Research conducted with mice – at Emory University’s School of Medicine – demonstrated that a stressful event experienced prior to breeding created offspring with the same conditioned response to the stressor. In this case, it was a fear of the smell of cherry blossoms, which the parents were exposed to at the same time as receiving an electric shock. The next generation exhibited a fearful response when the smell of cherry blossoms was introduced – as opposed to a fragrance that carried no historic negative charge. The phobia continued on down the generations, even if the mice were bred through artificial insemination,

Structural changes in the brains of the exposed mice and their offspring showed up in the areas of the brain used to detect odor. There were also chemical changes in their DNA – known as ‘epigenetic methylation’ – on the gene responsible for detecting odor, suggesting that the experience of the stress travels from brain to genome in ways scientists do not yet understand. That will be the subject of further research.
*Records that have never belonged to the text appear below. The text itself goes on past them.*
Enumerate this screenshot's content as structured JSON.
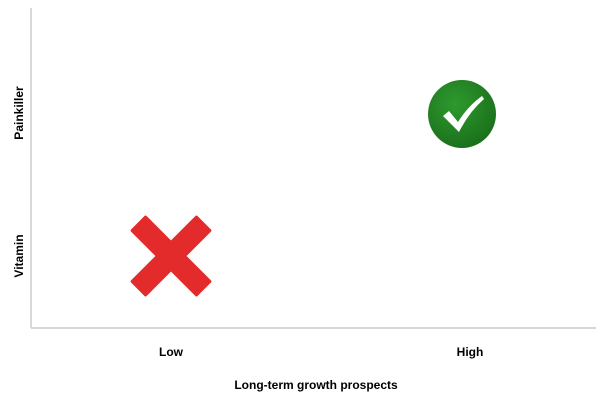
{
  "x_axis": {
    "title": "Long-term growth prospects",
    "ticks": [
      "Low",
      "High"
    ]
  },
  "y_axis": {
    "ticks": [
      "Vitamin",
      "Painkiller"
    ]
  },
  "markers": [
    {
      "x": "Low",
      "y": "Vitamin",
      "symbol": "cross-icon",
      "color": "#e32b2b"
    },
    {
      "x": "High",
      "y": "Painkiller",
      "symbol": "check-circle-icon",
      "color": "#1f7d1f"
    }
  ]
}
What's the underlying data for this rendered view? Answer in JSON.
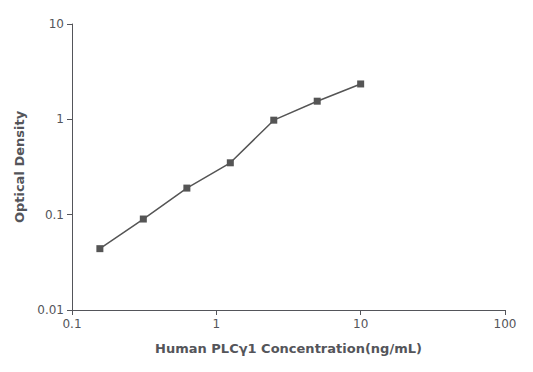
{
  "chart_data": {
    "type": "line",
    "xlabel": "Human PLCγ1 Concentration(ng/mL)",
    "ylabel": "Optical Density",
    "x": [
      0.156,
      0.312,
      0.625,
      1.25,
      2.5,
      5.0,
      10.0
    ],
    "values": [
      0.044,
      0.09,
      0.19,
      0.35,
      0.98,
      1.55,
      2.35
    ],
    "color": "#555555",
    "marker": "square",
    "log": true,
    "xlim": [
      0.1,
      100
    ],
    "ylim": [
      0.01,
      10
    ],
    "xticks": [
      0.1,
      1,
      10,
      100
    ],
    "yticks": [
      0.01,
      0.1,
      1,
      10
    ],
    "grid": false
  }
}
Whether human genes also carry ancestral ‘memory’ of traumatic events is as yet unknown. However, Professor Marcus Pembry, a geneticist at University College London, cited the “compelling evidence” for the biological transmission of memory. He suggests, “we will not understand the rise in neuropsychiatric disorders or obesity, diabetes and metabolic disruptions generally without taking a multigenerational approach.” The results of the study were published in the journal Nature Neuroscience.